Defensor dos indígenas isolados, Rieli Franciscato morre com uma flecha no coração, em Rondônia
Da equipe de reportagem da Amazônia Real
Manaus (AM) – Um dos maiores sertanistas atuando com grupos de indígenas isolados na Amazônia, Rieli Franciscato, de 56 anos, foi atingido por uma flecha no coração ao se aproximar de povos sem contato por volta das 17h (horário de Brasília) desta quarta-feira (9) na região da linha 6 em Seringueiras, na divisa da Terra Indígena Uru-Eu-Wau-Wau, em Rondônia. O sertanista, que estava acompanhado de um indígena e policiais militares, foi levado para um hospital, mas já chegou sem vida.
Coordenador da Frente de Proteção Etnoambiental Uru-Eu-Wau-Wau da Fundação Nacional do Índio, Rieli foi um dos fundadores nos anos 1980 da organização Etnoambiental Kanindé com a amiga e ambientalista Ivaneide Cardozo. Ele também trabalhou nas frentes de monitoramento na Terra Indígena Vale do Javari, no Amazonas, junto com o sertanista Sydney Possuelo.
À agência Amazônia Real, Ivaneide contou que, na manhã de quarta-feira (9), conversou ao telefone com Rieli Franciscato. Ele estava monitorando de longe o grupo de indígenas conhecido como “Isolados do Cautário”, em referência ao rio do mesmo nome. Desde junho, esse povo vinha aparecendo na zona rural de Seringueiras. O sertanista, que defende o não contato com os isolados, atuava para evitar um conflito entre o grupo e a população da localidade, mas o trabalho era precário e sem estrutura.
“O Rieli estava ali para proteger aqueles indígenas, mas os isolados não sabem quem são amigos ou inimigos. A região dos isolados está queimando. A gente vem tendo preocupação há dias com isso. A gente tinha informação de invasões naquela região. O Rieli estava super preocupado. Se os isolados estão saindo e atacando, é porque alguém está atacando os isolados”, afirma Ivaneide.

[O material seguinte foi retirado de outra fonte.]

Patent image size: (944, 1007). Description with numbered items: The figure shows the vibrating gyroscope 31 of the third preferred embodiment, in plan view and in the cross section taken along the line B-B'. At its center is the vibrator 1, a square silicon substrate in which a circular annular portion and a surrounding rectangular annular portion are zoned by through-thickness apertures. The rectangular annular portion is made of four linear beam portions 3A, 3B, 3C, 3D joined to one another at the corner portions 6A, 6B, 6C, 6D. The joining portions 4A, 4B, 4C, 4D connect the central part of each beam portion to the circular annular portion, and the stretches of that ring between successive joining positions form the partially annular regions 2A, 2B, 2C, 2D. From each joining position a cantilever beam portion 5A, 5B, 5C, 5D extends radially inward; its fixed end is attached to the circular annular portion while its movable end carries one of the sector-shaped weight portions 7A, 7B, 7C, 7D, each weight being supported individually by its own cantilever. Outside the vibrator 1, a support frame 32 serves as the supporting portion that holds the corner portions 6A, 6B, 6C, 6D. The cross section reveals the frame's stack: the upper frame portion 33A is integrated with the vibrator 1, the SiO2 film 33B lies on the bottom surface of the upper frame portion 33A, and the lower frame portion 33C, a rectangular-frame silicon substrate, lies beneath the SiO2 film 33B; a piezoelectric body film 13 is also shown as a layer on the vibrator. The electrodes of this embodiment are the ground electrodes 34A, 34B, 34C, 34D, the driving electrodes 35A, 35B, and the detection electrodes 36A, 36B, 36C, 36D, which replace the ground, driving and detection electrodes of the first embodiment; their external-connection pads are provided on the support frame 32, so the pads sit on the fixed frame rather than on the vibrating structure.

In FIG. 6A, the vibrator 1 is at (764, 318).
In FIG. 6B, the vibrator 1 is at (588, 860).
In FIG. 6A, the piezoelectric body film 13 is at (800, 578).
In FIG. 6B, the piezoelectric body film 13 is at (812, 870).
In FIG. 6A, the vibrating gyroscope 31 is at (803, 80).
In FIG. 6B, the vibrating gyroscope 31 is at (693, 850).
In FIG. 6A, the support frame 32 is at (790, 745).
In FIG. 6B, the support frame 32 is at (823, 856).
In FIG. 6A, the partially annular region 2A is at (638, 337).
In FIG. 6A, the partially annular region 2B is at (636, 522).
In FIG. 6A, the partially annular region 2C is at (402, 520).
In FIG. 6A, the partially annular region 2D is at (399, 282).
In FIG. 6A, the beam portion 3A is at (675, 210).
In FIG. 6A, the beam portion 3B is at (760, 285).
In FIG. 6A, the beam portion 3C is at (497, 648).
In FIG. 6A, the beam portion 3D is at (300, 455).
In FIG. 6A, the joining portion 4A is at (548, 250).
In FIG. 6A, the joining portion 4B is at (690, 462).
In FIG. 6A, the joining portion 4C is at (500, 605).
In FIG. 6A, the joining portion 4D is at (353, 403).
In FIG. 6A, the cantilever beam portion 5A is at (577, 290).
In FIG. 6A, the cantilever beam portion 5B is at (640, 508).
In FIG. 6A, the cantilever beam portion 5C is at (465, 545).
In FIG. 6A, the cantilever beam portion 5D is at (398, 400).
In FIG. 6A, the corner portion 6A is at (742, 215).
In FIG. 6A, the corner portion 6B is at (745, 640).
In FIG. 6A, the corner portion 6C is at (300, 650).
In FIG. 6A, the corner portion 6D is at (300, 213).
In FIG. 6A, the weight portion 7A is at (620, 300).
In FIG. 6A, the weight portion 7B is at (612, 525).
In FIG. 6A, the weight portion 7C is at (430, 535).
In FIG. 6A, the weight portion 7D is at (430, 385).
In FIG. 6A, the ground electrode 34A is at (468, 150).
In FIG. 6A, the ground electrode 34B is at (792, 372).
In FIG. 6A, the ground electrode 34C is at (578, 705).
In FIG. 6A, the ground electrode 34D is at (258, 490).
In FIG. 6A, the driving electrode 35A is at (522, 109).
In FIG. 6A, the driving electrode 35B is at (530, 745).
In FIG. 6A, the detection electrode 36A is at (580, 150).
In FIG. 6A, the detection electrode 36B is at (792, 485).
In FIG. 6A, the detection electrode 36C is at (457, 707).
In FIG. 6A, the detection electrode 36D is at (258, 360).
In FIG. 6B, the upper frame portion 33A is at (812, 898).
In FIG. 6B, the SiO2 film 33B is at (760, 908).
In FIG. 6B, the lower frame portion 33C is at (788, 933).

Em áudio que a Amazônia Real teve acesso, Rieli comentava com a amiga Ivaneide uma de suas últimas preocupações, pouco antes de se dirigir até o grupo de isolados, nesta quarta-feira. “Ô Neidinha [apelido de Ivaneide], pra mim, naquela viagem amanhã [10], não tem como. Acabei de receber informação que os índios apareceram na [linha] 6 e vou ver essa situação. Não vou ter nem gente para colocar lá. O Clayton [servidor da Funai] está acamado. Possivelmente esteja com covid”, disse Rieli.
Descaso do governo
“A culpa da sua morte é o descaso e a incompetência da Funai e dos que hoje orbitam em volta desse presidente da Funai e do Coordenador de Índios Isolados”, criticou o sertanista Sydney Possuelo, ex-presidente do órgão. Para ele, a circunstância da morte de Rieli demonstra o descaso e a irresponsabilidade do governo de Jair Bolsonaro (sem partido) com relação às questões que envolvem os indígenas e os funcionários das Frentes de Proteção Etnoambiental, “que são a vanguarda dos trabalhos na selva”.
“O governo consegue destruir a Funai como instituição, desamparando os funcionários que estão na missão mais difícil e perigosa e, acelerando o processo de destruição dos povos indígenas isolados ou não”, afirmou Possuelo.
Procurada pela Amazônia Real, a Fundação Nacional do Índio (Funai) não respondeu às perguntas da reportagem. Até o momento, o presidente da Funai, delegado da Polícia Federal Marcelo Augusto Xavier da Silva, não se manifestou oficialmente sobre o caso.